Skin of Glass

 

Excerpt from Part 2, Chapter 1

A few days after my swaying legs' recollection and digestion of the 9/11 memory, crossing Houston on Elizabeth street, I felt my walking legs become vivid. The pavement's rigid cold shot through my boots into my feet, whispering up my legs to tap my thoughts; a catalogue of impediments (from the Latin impedire, literally 'to entangle the feet') displayed: foot binding, tight shoes, high-heeled shoes, toe shoes. The ballet dancer's pink satin pointe shoe aims 'just so' at the center of the planet expressing, in all its accuracy, snobbery and arrogant accomplishment. A friend once told me the story of a Royal Ballet ballerina who informed her diplomat husband that, as she was slated to dance Swan Lake three nights hence, she could not stand in spike heels at his embassy dinner that evening; her feet must be respected.
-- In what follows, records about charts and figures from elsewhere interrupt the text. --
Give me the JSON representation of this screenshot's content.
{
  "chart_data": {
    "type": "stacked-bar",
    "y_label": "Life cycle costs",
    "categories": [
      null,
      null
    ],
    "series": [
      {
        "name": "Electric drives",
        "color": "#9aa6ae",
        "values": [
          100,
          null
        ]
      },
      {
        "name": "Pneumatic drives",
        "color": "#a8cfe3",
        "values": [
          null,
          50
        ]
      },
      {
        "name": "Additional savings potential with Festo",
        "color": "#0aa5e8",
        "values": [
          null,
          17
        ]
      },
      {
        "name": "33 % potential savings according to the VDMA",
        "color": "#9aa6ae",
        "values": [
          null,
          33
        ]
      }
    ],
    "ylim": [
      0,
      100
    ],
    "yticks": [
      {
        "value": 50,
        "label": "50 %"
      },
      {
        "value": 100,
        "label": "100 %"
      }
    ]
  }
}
I certainly empathized with her plight. Many times before ballet class I looked down at my toes. They were long, as if they could wind around a branch or press hollow stripes into sand. I wrapped them in a beard of lamb's wool and tucked them into a tapering pink 'box', the name given to the tip of the toe shoe, or pointe shoe. The box was made of satin hardened with layers of shellac; breaking in a new shoe meant smacking it repeatedly against the floor. Once in this pretty pink casing, my toes crushed together for an hour and a half of unnatural labor until finally, unsheathing them at the end of class, I peeled wool off the bloody blistered skin. My toes cowered, shocked. A day-mare.
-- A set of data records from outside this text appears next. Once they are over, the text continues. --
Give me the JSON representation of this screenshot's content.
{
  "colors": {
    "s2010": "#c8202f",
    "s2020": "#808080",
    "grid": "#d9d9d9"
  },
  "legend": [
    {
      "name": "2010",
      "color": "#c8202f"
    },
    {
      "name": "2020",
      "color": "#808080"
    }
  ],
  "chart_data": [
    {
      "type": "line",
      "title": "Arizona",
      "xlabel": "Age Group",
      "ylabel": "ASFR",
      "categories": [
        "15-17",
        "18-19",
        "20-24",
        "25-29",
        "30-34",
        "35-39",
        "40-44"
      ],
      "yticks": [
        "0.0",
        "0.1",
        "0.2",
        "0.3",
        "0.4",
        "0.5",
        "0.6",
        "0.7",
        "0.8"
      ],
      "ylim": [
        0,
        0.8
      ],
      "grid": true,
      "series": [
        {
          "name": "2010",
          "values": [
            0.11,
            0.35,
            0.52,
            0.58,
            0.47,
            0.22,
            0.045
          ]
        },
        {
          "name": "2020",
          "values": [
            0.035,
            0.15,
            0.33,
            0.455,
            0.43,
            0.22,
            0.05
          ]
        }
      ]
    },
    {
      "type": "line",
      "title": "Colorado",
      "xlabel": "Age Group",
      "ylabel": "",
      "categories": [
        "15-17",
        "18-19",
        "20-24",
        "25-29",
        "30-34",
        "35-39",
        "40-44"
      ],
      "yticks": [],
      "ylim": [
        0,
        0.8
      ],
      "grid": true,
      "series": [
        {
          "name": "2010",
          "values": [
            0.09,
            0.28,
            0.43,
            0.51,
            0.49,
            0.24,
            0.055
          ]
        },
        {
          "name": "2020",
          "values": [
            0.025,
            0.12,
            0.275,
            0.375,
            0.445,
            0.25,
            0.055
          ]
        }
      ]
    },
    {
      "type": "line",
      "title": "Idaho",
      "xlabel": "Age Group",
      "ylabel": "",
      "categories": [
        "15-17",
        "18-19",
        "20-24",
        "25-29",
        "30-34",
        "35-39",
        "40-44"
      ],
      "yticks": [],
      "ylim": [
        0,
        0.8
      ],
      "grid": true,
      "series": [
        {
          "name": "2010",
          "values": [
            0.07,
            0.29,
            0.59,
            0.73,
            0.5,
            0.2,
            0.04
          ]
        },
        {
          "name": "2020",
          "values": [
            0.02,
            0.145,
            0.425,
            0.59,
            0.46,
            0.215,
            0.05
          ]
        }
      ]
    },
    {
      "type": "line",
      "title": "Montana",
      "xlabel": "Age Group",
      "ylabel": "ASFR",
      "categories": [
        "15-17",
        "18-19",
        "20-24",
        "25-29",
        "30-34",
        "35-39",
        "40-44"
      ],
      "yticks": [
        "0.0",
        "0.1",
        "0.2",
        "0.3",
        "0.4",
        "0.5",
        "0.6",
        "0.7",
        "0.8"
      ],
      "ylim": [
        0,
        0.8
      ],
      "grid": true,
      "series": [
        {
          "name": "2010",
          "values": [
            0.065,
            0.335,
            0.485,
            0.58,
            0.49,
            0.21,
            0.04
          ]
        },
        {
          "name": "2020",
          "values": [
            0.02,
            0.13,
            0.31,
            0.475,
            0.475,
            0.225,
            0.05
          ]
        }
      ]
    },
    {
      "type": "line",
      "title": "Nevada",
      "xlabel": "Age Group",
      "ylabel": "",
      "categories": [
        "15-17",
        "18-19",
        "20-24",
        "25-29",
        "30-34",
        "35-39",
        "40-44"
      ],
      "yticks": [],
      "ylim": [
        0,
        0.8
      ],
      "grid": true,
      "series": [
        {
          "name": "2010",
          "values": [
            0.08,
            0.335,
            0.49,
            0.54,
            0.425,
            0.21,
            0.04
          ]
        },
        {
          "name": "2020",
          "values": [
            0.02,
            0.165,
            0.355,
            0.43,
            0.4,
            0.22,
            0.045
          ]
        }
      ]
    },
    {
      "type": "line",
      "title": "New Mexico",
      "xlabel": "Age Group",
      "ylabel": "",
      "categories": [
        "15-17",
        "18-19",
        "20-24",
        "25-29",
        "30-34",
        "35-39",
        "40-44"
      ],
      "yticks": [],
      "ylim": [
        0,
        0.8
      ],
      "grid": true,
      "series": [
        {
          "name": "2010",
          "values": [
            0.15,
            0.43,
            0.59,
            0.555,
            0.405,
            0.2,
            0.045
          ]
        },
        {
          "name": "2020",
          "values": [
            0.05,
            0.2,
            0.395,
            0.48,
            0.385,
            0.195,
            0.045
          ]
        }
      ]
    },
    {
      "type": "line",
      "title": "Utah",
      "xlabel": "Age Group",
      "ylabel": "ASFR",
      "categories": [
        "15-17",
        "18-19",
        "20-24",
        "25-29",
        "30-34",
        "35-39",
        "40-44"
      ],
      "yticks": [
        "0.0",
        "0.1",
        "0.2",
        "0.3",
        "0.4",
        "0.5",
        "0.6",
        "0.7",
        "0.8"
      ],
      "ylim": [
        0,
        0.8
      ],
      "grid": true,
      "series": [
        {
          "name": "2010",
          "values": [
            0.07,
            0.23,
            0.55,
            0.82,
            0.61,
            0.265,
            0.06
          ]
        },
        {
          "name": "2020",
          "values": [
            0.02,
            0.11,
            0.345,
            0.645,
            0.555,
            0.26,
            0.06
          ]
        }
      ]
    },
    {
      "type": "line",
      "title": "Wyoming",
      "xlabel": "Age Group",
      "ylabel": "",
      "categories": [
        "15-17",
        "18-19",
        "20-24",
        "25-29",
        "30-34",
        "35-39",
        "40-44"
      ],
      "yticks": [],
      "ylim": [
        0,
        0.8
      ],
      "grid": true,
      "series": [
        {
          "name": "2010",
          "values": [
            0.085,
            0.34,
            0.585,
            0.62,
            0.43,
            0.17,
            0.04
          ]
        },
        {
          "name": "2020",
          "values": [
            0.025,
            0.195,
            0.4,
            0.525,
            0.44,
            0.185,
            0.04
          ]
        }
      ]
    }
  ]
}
Toes had their nightmares as well. Often in summer, wading in Vineyard Sound, harmless bitty fish would nip my heels, but one time, in shallow water at low tide, the tickle at my Achilles tendon proved to be a foot-sized rock crab huddling alongside my pallid flesh, its pinchers scissoring like a knife and fork in the menacing rhythm of gluttony. That night, a surprise of razors peppered my buoyant, silky sleep, and my feet, perambulating their own nightmares, paced under the covers, wringing their toes in fear of being excised at the ankles to roam lost and alone in wavering watery murk.

 

As for more commonplace yet surprisingly sadistic shoes, my elegant blue leather party pumps came to mind. I bought them at a thrift store to which they'd been consigned because of a tiny spot marring the left bunion. After gluing four glittering turquoise rhinestones over the blemish, I had absolutely fabulous shoes: asymmetrical, subtle, sexy. In the course of an evening, however, they'd blister my toes, screw my calves tight and inflame the fascia in my metatarsals. Once home, before putting down my bag or removing my coat, I'd kick them off, irritated with being snagged on a fantasy of what looking sexy would bring me, then weighing the reality of what it had brought. I'd placed the pumps side-by-side, mulling over the well-worn wish that beauty could feel as good as it looks.

During practice, remembering my feet in their blue loveliness, I realized that I'd worn those shoes not to be attractive to others, men in particular, nor for any current romantic interest, but for my father, the man in the kitchen forty years ago. I reframed my dream: let pleasurable feeling be beauty. What a sweet sudden spark of clarity! I'd never before imagined that my comfort or pleasure could be perceived as beautiful.